Indyjskie Ministerstwo Obrony chce dokonać zakupów systemów dla Wojsk Lądowych (pułap lotu 4,3 km) i Sił Powietrznych (pułap lotu do 6,5 km).
Co jest ważne dla branży w Polsce, to fakt, że Indie poszukują dostawców do podjęcia współpracy z lokalnymi producentami oraz organizacjami rządowymi.
Pojawiają się dwa główne pytania:
1) Którzy z polskich Producentów (Konsorcjów) zdecydują się na ew. wejście w ten rynek i przy pomocy jakich produktów?
2) W jakim zakresie polskie konstrukcje mogą stanowić konkurencję dla innych?
W tym miejscu możnaby przywołać głosy, podnoszone przy okazji każdego większego zakupu BSP (dotychczas na potrzeby Sił Zbrojnych), o możliwościach rodzimego przemysłu jako tańszej alternatywie. Być może tak się stanie. Jednakże niższy koszt wytworzenia nie oznacza, automatycznie, niższej ceny w ofercie sprzedaży danego produktu.

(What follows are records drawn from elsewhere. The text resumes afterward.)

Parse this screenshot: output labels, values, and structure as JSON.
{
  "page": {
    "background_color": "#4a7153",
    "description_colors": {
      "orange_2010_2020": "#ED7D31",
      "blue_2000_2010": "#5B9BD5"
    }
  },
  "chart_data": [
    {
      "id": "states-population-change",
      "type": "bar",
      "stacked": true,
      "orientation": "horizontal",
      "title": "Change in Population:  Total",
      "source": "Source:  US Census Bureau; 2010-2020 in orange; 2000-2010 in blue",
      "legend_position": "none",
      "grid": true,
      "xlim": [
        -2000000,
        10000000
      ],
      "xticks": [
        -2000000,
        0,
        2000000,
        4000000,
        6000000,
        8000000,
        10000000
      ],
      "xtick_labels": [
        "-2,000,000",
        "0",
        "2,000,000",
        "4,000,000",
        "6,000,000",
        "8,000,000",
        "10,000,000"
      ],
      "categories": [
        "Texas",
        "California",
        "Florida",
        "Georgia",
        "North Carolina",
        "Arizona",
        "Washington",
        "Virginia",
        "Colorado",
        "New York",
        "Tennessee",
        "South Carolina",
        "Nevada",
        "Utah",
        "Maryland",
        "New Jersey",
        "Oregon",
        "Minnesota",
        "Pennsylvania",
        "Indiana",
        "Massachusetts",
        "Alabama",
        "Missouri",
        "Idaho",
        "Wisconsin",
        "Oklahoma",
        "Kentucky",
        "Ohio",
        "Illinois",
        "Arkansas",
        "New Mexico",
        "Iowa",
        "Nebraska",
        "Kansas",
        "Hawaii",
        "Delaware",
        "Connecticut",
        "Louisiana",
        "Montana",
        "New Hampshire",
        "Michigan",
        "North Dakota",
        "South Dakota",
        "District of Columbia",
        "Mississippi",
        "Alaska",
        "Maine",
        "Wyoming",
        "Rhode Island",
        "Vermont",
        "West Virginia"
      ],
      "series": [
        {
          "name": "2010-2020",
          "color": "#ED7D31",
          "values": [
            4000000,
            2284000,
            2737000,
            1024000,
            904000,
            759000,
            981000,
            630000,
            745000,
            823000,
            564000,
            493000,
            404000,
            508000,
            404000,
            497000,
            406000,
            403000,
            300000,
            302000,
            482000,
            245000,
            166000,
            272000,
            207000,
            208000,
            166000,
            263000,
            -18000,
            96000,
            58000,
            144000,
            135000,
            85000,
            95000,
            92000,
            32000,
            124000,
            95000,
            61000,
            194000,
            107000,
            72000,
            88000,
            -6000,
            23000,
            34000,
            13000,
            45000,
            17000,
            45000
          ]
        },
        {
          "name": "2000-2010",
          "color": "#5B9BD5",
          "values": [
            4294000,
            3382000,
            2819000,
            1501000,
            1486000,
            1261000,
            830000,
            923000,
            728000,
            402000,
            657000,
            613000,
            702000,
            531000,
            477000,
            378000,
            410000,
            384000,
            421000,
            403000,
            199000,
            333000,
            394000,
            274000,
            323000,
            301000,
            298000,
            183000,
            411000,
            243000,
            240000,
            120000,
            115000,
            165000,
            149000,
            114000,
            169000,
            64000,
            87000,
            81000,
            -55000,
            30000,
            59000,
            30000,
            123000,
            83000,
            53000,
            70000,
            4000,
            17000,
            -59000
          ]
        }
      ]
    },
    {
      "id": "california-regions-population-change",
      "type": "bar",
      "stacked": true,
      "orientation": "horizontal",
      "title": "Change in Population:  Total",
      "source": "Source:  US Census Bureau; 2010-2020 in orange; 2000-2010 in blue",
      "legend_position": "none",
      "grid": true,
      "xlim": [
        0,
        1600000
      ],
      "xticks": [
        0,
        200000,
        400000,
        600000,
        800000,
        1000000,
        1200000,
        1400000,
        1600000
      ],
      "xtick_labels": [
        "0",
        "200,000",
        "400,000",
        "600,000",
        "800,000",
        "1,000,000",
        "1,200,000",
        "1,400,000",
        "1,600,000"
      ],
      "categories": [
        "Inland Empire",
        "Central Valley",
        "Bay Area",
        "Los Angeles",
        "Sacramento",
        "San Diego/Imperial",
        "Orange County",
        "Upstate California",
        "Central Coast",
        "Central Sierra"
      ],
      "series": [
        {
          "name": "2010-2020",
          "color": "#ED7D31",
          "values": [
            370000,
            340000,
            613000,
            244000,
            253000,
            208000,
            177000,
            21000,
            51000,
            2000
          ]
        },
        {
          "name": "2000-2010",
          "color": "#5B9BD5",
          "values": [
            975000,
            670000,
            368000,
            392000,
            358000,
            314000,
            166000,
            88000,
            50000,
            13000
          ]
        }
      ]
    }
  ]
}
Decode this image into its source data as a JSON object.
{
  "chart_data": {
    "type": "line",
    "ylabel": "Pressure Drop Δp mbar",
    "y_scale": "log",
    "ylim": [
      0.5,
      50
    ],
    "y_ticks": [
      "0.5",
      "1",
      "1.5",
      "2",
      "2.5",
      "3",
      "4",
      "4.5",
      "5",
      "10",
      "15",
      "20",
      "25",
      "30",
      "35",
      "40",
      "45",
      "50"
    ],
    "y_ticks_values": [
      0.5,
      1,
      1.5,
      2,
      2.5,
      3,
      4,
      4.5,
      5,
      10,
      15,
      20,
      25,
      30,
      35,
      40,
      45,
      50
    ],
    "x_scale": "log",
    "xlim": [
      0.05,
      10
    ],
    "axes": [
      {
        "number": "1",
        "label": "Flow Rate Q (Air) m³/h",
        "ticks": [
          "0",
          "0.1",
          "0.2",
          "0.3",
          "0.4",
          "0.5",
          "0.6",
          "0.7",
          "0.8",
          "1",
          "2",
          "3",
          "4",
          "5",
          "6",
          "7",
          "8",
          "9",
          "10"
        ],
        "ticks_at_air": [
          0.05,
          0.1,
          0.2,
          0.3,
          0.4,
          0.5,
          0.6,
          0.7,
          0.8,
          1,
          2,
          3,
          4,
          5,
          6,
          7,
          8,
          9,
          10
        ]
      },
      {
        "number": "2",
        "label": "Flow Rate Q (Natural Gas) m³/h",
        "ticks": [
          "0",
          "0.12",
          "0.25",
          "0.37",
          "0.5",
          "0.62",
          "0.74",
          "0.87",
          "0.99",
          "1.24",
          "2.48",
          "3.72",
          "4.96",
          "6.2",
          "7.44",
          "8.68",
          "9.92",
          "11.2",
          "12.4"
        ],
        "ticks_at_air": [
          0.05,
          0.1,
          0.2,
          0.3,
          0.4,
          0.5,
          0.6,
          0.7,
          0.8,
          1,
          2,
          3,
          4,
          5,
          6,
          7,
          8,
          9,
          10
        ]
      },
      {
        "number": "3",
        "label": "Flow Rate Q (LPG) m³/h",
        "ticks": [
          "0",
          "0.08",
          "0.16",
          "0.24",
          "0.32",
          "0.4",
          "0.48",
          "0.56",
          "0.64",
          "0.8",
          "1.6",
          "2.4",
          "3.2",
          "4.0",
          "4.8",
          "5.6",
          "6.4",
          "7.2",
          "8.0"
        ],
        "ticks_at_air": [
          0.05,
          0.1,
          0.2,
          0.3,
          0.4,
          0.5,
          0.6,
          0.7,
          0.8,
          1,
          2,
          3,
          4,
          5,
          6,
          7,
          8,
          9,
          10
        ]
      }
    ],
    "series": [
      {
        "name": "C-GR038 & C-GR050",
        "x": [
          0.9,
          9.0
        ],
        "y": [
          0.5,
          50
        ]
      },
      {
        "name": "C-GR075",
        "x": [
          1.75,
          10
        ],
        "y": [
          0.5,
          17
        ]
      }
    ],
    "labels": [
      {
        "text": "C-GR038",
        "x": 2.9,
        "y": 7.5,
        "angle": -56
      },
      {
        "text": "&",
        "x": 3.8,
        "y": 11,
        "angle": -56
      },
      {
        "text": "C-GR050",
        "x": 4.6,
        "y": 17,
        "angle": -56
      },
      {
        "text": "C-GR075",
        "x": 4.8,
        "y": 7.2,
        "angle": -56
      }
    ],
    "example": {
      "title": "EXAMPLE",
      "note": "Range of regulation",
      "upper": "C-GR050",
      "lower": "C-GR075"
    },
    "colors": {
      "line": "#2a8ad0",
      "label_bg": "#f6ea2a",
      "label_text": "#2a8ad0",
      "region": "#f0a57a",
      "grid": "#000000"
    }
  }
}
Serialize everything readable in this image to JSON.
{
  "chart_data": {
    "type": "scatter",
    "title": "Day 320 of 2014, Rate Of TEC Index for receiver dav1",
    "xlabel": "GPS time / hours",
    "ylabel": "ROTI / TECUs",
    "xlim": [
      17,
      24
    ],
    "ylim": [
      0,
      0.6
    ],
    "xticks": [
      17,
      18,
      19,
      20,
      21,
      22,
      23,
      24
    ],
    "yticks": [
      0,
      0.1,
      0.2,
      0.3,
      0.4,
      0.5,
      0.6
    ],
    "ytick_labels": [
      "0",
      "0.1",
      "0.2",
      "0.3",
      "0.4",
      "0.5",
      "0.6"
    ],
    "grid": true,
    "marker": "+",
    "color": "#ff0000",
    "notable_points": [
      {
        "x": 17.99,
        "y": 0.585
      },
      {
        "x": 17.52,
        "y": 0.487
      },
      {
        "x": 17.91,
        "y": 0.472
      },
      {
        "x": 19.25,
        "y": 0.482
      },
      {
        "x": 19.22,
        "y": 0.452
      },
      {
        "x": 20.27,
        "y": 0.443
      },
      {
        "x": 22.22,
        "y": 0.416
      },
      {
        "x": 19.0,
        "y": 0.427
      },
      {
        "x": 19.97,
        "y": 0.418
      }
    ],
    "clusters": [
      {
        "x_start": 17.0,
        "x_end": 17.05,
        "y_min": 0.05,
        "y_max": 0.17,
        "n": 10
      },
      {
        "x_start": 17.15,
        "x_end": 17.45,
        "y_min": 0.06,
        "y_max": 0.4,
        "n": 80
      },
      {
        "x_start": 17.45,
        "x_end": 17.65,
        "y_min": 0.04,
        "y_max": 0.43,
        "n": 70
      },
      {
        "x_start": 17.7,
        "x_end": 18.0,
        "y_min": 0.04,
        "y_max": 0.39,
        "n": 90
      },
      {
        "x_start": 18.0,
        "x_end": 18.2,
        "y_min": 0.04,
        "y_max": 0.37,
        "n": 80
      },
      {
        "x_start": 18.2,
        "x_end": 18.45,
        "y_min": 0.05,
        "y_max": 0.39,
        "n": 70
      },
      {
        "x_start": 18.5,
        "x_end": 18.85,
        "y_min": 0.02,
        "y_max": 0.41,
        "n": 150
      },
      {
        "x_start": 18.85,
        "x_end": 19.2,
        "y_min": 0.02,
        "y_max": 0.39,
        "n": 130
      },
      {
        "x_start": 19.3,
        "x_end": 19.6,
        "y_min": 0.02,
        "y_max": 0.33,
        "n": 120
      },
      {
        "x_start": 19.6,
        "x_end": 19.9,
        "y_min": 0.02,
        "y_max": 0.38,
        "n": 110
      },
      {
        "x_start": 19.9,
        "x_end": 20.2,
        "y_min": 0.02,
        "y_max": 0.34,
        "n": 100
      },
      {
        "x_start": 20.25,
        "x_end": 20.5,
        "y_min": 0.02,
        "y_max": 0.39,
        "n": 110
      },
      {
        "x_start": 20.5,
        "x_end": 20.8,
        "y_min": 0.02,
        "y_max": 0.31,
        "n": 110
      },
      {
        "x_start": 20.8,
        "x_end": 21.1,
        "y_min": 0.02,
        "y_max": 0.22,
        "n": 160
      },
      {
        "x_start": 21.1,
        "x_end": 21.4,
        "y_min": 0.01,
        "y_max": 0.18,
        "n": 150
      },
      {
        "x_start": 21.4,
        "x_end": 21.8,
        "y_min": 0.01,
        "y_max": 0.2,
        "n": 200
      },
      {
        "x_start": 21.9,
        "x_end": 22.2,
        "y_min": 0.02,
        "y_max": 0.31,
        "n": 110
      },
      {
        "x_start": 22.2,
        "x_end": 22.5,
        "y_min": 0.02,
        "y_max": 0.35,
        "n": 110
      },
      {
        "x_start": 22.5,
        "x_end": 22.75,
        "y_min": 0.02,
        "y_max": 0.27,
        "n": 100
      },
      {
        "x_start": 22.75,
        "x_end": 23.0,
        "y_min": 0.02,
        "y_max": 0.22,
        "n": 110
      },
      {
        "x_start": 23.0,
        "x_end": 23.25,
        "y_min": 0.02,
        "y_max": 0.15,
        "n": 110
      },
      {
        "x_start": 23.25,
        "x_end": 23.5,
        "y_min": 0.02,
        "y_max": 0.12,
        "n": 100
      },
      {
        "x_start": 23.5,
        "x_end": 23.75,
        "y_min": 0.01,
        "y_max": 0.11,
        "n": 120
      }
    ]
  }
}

Trzeba też pamiętać, że polskie systemy niejednokrotnie skonfrontowane zostaną ze sprzętem dojrzalszym, w rozumieniu operacyjnego (bojowego) użycia. Tymczasem stanowią one, z reguły, konstrukcje budowane w oparciu o wiedzę lotniczą na poziomie światowym, ale dotyczącą lotnictwa załogowego. Najlepszym przykładem jest skupienie się na prezentowaniu osiągów platform powietrznych, podczas gdy to, co będzie zamontowane na pokładzie pozostaje sprawą drugorzędną
Czy więc w Indiach pojawią się, w szerszym użyciu, bezzałogowe statki powietrzne konstrukcji polskiej?